Lakshmi works out with weights three times a week and also enjoys Pilates and boxing. During the holidays, she and Krishna will often go ice skating at Rockefeller Center in New York City. “If I’m traveling or have a limited amount of time, I’ll jump rope, which is an amazing cardio workout, or run up a flight of 40 stairs in 30 minutes,” she says. “I also drink a lot of water each day and eat a healthy, primarily plant-based diet.”
Fashion Model to Role Model
Although she’s always enjoyed cooking, Lakshmi never imagined she would one day become a cookbook author or host a popular cooking competition. After graduating from Clark University in Worcester, Mass., with a degree in theater and American literature, Lakshmi caught the eye of legendary photographer Helmut Newton, and began modeling for luxury brands including Armani, Versace and Ralph Lauren.
In 2006, Lakshmi joined the second season of Top Chef as the show’s co-host. Today, she also serves as a judge and executive producer on the series.
Off camera, Lakshmi has never shied away from being an advocate and activist for women. In 2009, she co-founded the Endometriosis Foundation of America with Dr. Tamer Seckin, to help raise awareness and fund research for the painful gynecological disorder. The condition, which according to the World Health Organization affects 190 million women and girls of reproductive age globally, is characterized by pelvic pain, long and heavy menstrual periods and severe cramps, as well as bloating, constipation and difficulty getting pregnant.
Although Lakshmi began experiencing symptoms of endometriosis at the age of 13, it wasn’t until she was 36 that Seckin, a New York-based gynecologist and laparoscopic surgeon, diagnosed her with endometriosis and performed surgery on Lakshmi to remove excess tissue.

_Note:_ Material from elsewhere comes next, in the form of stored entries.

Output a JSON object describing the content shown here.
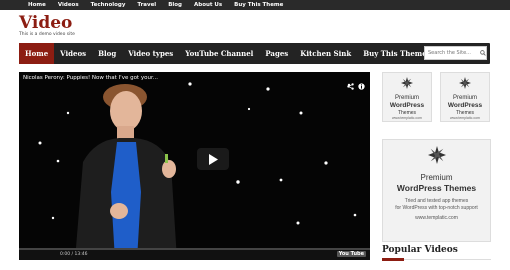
{
  "topbar": {
    "items": [
      "Home",
      "Videos",
      "Technology",
      "Travel",
      "Blog",
      "About Us",
      "Buy This Theme"
    ]
  },
  "site": {
    "title": "Video",
    "tagline": "This is a demo video site"
  },
  "nav": {
    "items": [
      "Home",
      "Videos",
      "Blog",
      "Video types",
      "YouTube Channel",
      "Pages",
      "Kitchen Sink",
      "Buy This Theme"
    ],
    "active": "Home",
    "search_placeholder": "Search the Site..."
  },
  "player": {
    "title": "Nicolas Perony: Puppies! Now that I've got your...",
    "time": "0:00 / 13:46",
    "progress_fraction": 0.0,
    "logo": "You Tube"
  },
  "ads": {
    "small": {
      "line1": "Premium",
      "line2": "WordPress",
      "line3": "Themes",
      "url": "www.templatic.com"
    },
    "big": {
      "line1": "Premium",
      "line2": "WordPress Themes",
      "line3a": "Tried and tested app themes",
      "line3b": "for WordPress with top-notch support",
      "url": "www.templatic.com"
    }
  },
  "sidebar": {
    "popular_title": "Popular Videos"
  },
  "colors": {
    "brand": "#8c1d12",
    "nav_bg": "#232323",
    "topbar_bg": "#2a2a2a"
  }
}
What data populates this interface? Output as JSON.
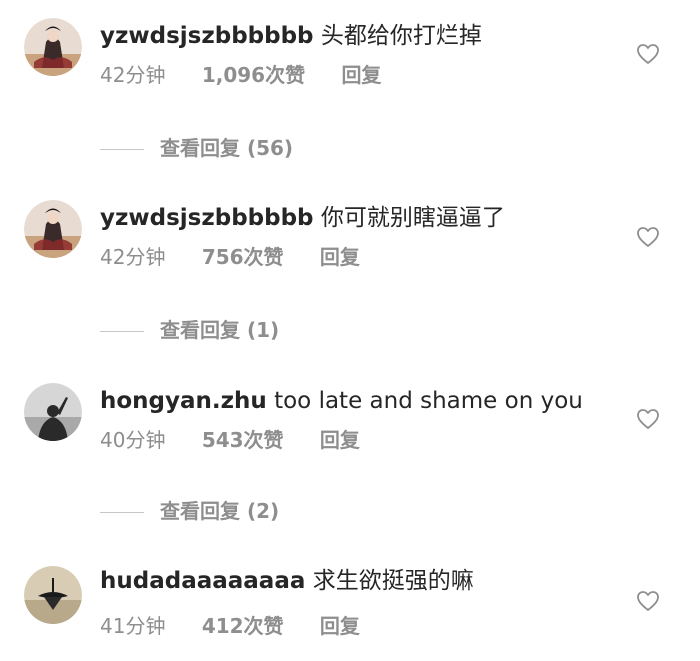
{
  "comments": [
    {
      "username": "yzwdsjszbbbbbb",
      "text": "头都给你打烂掉",
      "time": "42分钟",
      "likes": "1,096次赞",
      "reply_label": "回复",
      "view_replies": "查看回复 (56)",
      "avatar_icon": "avatar-costume-figure-icon"
    },
    {
      "username": "yzwdsjszbbbbbb",
      "text": "你可就别瞎逼逼了",
      "time": "42分钟",
      "likes": "756次赞",
      "reply_label": "回复",
      "view_replies": "查看回复 (1)",
      "avatar_icon": "avatar-costume-figure-icon"
    },
    {
      "username": "hongyan.zhu",
      "text": "too late and shame on you",
      "time": "40分钟",
      "likes": "543次赞",
      "reply_label": "回复",
      "view_replies": "查看回复 (2)",
      "avatar_icon": "avatar-silhouette-icon"
    },
    {
      "username": "hudadaaaaaaaa",
      "text": "求生欲挺强的嘛",
      "time": "41分钟",
      "likes": "412次赞",
      "reply_label": "回复",
      "avatar_icon": "avatar-spinning-top-icon"
    }
  ],
  "icons": {
    "like": "heart-outline-icon"
  },
  "colors": {
    "text_primary": "#262626",
    "text_secondary": "#8e8e8e",
    "divider": "#c7c7c7"
  }
}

“For the longest time, I thought I just had horrible menstrual cramps that kept me home several days each month, and I felt too embarrassed to complain about my symptoms,” Lakshmi says. The stigma of women having a low pain threshold continues to persist, she says, and is one of the main reasons women with endometriosis don’t seek out medical help or aren’t taken seriously when they do.
“While awareness of endometriosis has grown, we still need more research, treatment options and better access to care,” Lakshmi says. “Women with severe menstrual cramps are often prescribed strong pain medications, which they don’t want to take long term.”
Although Lakshmi still suffers from endometriosis symptoms, she says the pain isn’t as debilitating as it was years ago. “I’ve found that using CBD or ibuprofen helps the pain, and I also stay hydrated and take a heating pad with me when I’m traveling,” she says.
Enjoying the Moments
Lakshmi also believes in listening to her body and taking it easy on the days she’s not feeling 100 percent. This might involve reading a good book or spending the day with Krishna and their newest family member, a Chihuahua named Divina.
“I’ve never actually been a dog person, but I fell in love with Divina, who was one of 16 pups rescued from a hoarding situation by Animal Haven in New York,” she says. “The pandemic has taught me the importance of slowing down, enjoying each and every moment spent with my daughter.”